Bugzilla Privileged Bug Disclosure (CVE-2015-4499)

Blog Post created by todb Employee on Sep 18, 2015

Yesterday, PerimeterX disclosed an issue in the venerable Bugzilla bug tracker, which can allow an untrusted attacker to gain access to privileged bug reports. This includes, of course, privately reported, but still unfixed, security vulnerabilities. Operators of Bugzilla bug trackers which use e-mail based permisisons are strongly advised to patch today. This would be a good place to insert a "yo dawg" joke about bugs in bugs, but I trust you've filled in the rest yourself by the end of this sentence.

Bugzilla-ayb.png by Mozilla Foundation - Licensed under MPL 1.1 via Wikimedia Commons -

Bugzilla is one of the oldest bug trackers around, first published in 1998 and written in Perl. According to the Bugzilla project, now run by the Mozilla Foundation, there are 136 organizations running public bugzilla instances. There are undoubtedly many, many more in internal network environments.


New Perl-based web applications are a rarity today, with most people favoring more modern web application frameworks written in more modern languages such as Ruby, Javascript, or PHP. The current investigation by PerimeterX is focused on Perl applications for an upcoming sequel to the Chaos Communication Congress presentation, "The Perl Jam." Today, many applications on the Internet still running Perl could be considered both "legacy" and "mission critical."


In some long-running IT environments, especially closed environments, it is easy to fall into a "it was like that when I got here" mindset, which is one of the reasons penetration testers nearly always are able to find older, unsupported, and unpatched systems running in internal target environments. While open source is usually quick to embrace new technologies for developing applications, such as Ember, React, and Angular, often at dizzying speed, there are still plenty of mature open source projects which rely on established technologies. Upgrading and rewriting software in new languages and frameworks is a fairly major undertaking, and thus, is usually reserved for new projects where technical debt is negligible to non-existent.

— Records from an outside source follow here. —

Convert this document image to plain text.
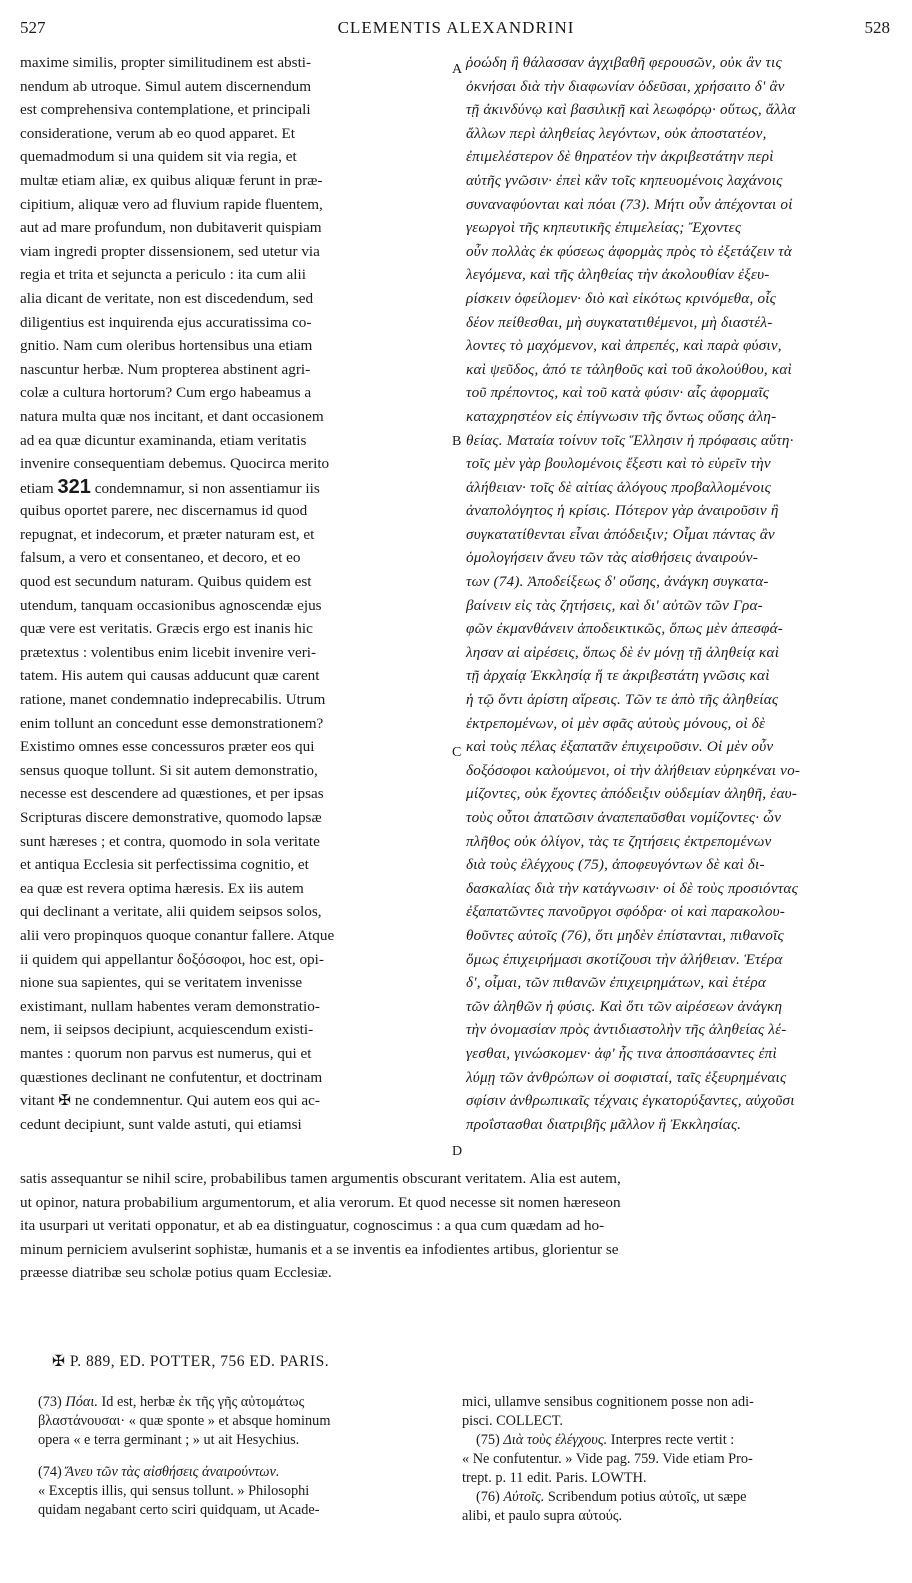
527	CLEMENTIS ALEXANDRINI	528
maxime similis, propter similitudinem est absti-
nendum ab utroque. Simul autem discernendum
est comprehensiva contemplatione, et principali
consideratione, verum ab eo quod apparet. Et
quemadmodum si una quidem sit via regia, et
multæ etiam aliæ, ex quibus aliquæ ferunt in præ-
cipitium, aliquæ vero ad fluvium rapide fluentem,
aut ad mare profundum, non dubitaverit quispiam
viam ingredi propter dissensionem, sed utetur via
regia et trita et sejuncta a periculo : ita cum alii
alia dicant de veritate, non est discedendum, sed
diligentius est inquirenda ejus accuratissima co-
gnitio. Nam cum oleribus hortensibus una etiam
nascuntur herbæ. Num propterea abstinent agri-
colæ a cultura hortorum? Cum ergo habeamus a
natura multa quæ nos incitant, et dant occasionem
ad ea quæ dicuntur examinanda, etiam veritatis
invenire consequentiam debemus. Quocirca merito
etiam 321 condemnamur, si non assentiamur iis
quibus oportet parere, nec discernamus id quod
repugnat, et indecorum, et præter naturam est, et
falsum, a vero et consentaneo, et decoro, et eo
quod est secundum naturam. Quibus quidem est
utendum, tanquam occasionibus agnoscendæ ejus
quæ vere est veritatis. Græcis ergo est inanis hic
prætextus : volentibus enim licebit invenire veri-
tatem. His autem qui causas adducunt quæ carent
ratione, manet condemnatio indeprecabilis. Utrum
enim tollunt an concedunt esse demonstrationem?
Existimo omnes esse concessuros præter eos qui
sensus quoque tollunt. Si sit autem demonstratio,
necesse est descendere ad quæstiones, et per ipsas
Scripturas discere demonstrative, quomodo lapsæ
sunt hæreses ; et contra, quomodo in sola veritate
et antiqua Ecclesia sit perfectissima cognitio, et
ea quæ est revera optima hæresis. Ex iis autem
qui declinant a veritate, alii quidem seipsos solos,
alii vero propinquos quoque conantur fallere. Atque
ii quidem qui appellantur δοξόσοφοι, hoc est, opi-
nione sua sapientes, qui se veritatem invenisse
existimant, nullam habentes veram demonstratio-
nem, ii seipsos decipiunt, acquiescendum existi-
mantes : quorum non parvus est numerus, qui et
quæstiones declinant ne confutentur, et doctrinam
vitant ✠ ne condemnentur. Qui autem eos qui ac-
cedunt decipiunt, sunt valde astuti, qui etiamsi
A
B
C
D
ῥοώδη ἢ θάλασσαν ἀγχιβαθῆ φερουσῶν, οὐκ ἂν τις
ὀκνήσαι διὰ τὴν διαφωνίαν ὁδεῦσαι, χρήσαιτο δ' ἂν
τῇ ἀκινδύνῳ καὶ βασιλικῇ καὶ λεωφόρῳ· οὕτως, ἄλλα
ἄλλων περὶ ἀληθείας λεγόντων, οὐκ ἀποστατέον,
ἐπιμελέστερον δὲ θηρατέον τὴν ἀκριβεστάτην περὶ
αὐτῆς γνῶσιν· ἐπεὶ κἂν τοῖς κηπευομένοις λαχάνοις
συναναφύονται καὶ πόαι (73). Μήτι οὖν ἀπέχονται οἱ
γεωργοὶ τῆς κηπευτικῆς ἐπιμελείας; Ἔχοντες
οὖν πολλὰς ἐκ φύσεως ἀφορμὰς πρὸς τὸ ἐξετάζειν τὰ
λεγόμενα, καὶ τῆς ἀληθείας τὴν ἀκολουθίαν ἐξευ-
ρίσκειν ὀφείλομεν· διὸ καὶ εἰκότως κρινόμεθα, οἷς
δέον πείθεσθαι, μὴ συγκατατιθέμενοι, μὴ διαστέλ-
λοντες τὸ μαχόμενον, καὶ ἀπρεπές, καὶ παρὰ φύσιν,
καὶ ψεῦδος, ἀπό τε τἀληθοῦς καὶ τοῦ ἀκολούθου, καὶ
τοῦ πρέποντος, καὶ τοῦ κατὰ φύσιν· αἷς ἀφορμαῖς
καταχρηστέον εἰς ἐπίγνωσιν τῆς ὄντως οὔσης ἀλη-
θείας. Ματαία τοίνυν τοῖς Ἕλλησιν ἡ πρόφασις αὕτη·
τοῖς μὲν γὰρ βουλομένοις ἔξεστι καὶ τὸ εὑρεῖν τὴν
ἀλήθειαν· τοῖς δὲ αἰτίας ἀλόγους προβαλλομένοις
ἀναπολόγητος ἡ κρίσις. Πότερον γὰρ ἀναιροῦσιν ἢ
συγκατατίθενται εἶναι ἀπόδειξιν; Οἶμαι πάντας ἂν
ὁμολογήσειν ἄνευ τῶν τὰς αἰσθήσεις ἀναιρούν-
των (74). Ἀποδείξεως δ' οὔσης, ἀνάγκη συγκατα-
βαίνειν εἰς τὰς ζητήσεις, καὶ δι' αὐτῶν τῶν Γρα-
φῶν ἐκμανθάνειν ἀποδεικτικῶς, ὅπως μὲν ἀπεσφά-
λησαν αἱ αἱρέσεις, ὅπως δὲ ἐν μόνῃ τῇ ἀληθείᾳ καὶ
τῇ ἀρχαίᾳ Ἐκκλησίᾳ ἥ τε ἀκριβεστάτη γνῶσις καὶ
ἡ τῷ ὄντι ἀρίστη αἵρεσις. Τῶν τε ἀπὸ τῆς ἀληθείας
ἐκτρεπομένων, οἱ μὲν σφᾶς αὐτοὺς μόνους, οἱ δὲ
καὶ τοὺς πέλας ἐξαπατᾶν ἐπιχειροῦσιν. Οἱ μὲν οὖν
δοξόσοφοι καλούμενοι, οἱ τὴν ἀλήθειαν εὑρηκέναι νο-
μίζοντες, οὐκ ἔχοντες ἀπόδειξιν οὐδεμίαν ἀληθῆ, ἑαυ-
τοὺς οὗτοι ἀπατῶσιν ἀναπεπαῦσθαι νομίζοντες· ὧν
πλῆθος οὐκ ὀλίγον, τὰς τε ζητήσεις ἐκτρεπομένων
διὰ τοὺς ἐλέγχους (75), ἀποφευγόντων δὲ καὶ δι-
δασκαλίας διὰ τὴν κατάγνωσιν· οἱ δὲ τοὺς προσιόντας
ἐξαπατῶντες πανοῦργοι σφόδρα· οἱ καὶ παρακολου-
θοῦντες αὐτοῖς (76), ὅτι μηδὲν ἐπίστανται, πιθανοῖς
ὅμως ἐπιχειρήμασι σκοτίζουσι τὴν ἀλήθειαν. Ἑτέρα
δ', οἶμαι, τῶν πιθανῶν ἐπιχειρημάτων, καὶ ἑτέρα
τῶν ἀληθῶν ἡ φύσις. Καὶ ὅτι τῶν αἱρέσεων ἀνάγκη
τὴν ὀνομασίαν πρὸς ἀντιδιαστολὴν τῆς ἀληθείας λέ-
γεσθαι, γινώσκομεν· ἀφ' ἧς τινα ἀποσπάσαντες ἐπὶ
λύμῃ τῶν ἀνθρώπων οἱ σοφισταί, ταῖς ἐξευρημέναις
σφίσιν ἀνθρωπικαῖς τέχναις ἐγκατορύξαντες, αὐχοῦσι
προΐστασθαι διατριβῆς μᾶλλον ἢ Ἐκκλησίας.
satis assequantur se nihil scire, probabilibus tamen argumentis obscurant veritatem. Alia est autem,
ut opinor, natura probabilium argumentorum, et alia verorum. Et quod necesse sit nomen hæreseon
ita usurpari ut veritati opponatur, et ab ea distinguatur, cognoscimus : a qua cum quædam ad ho-
minum perniciem avulserint sophistæ, humanis et a se inventis ea infodientes artibus, glorientur se
præesse diatribæ seu scholæ potius quam Ecclesiæ.
✠ P. 889, ED. POTTER, 756 ED. PARIS.
(73) Πόαι. Id est, herbæ ἐκ τῆς γῆς αὐτομάτως
βλαστάνουσαι· « quæ sponte » et absque hominum
opera « e terra germinant ; » ut ait Hesychius.
(74) Ἄνευ τῶν τὰς αἰσθήσεις ἀναιρούντων.
« Exceptis illis, qui sensus tollunt. » Philosophi
quidam negabant certo sciri quidquam, ut Acade-
mici, ullamve sensibus cognitionem posse non adi-
pisci. COLLECT.
(75) Διὰ τοὺς ἐλέγχους. Interpres recte vertit :
« Ne confutentur. » Vide pag. 759. Vide etiam Pro-
trept. p. 11 edit. Paris. LOWTH.
(76) Αὐτοῖς. Scribendum potius αὐτοῖς, ut sæpe
alibi, et paulo supra αὐτούς.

Like in many other industries, newer web application technologies are generally safer. By analogy, old cars lacked crumple zones, anti-lock brakes, and airbags, which is unthinkable in today's automotive industry. Similarly, more modern web application frameworks tend to never expose problems like stack-based buffer overflows or format string vulnerabilities, and actively guard against common cross-site scripting and SQL injection bugs. Web applications can and do ship bugs, for sure, but typical usage of modern frameworks comes with some assurance that the developer won't be able to immediately shoot himself in the foot.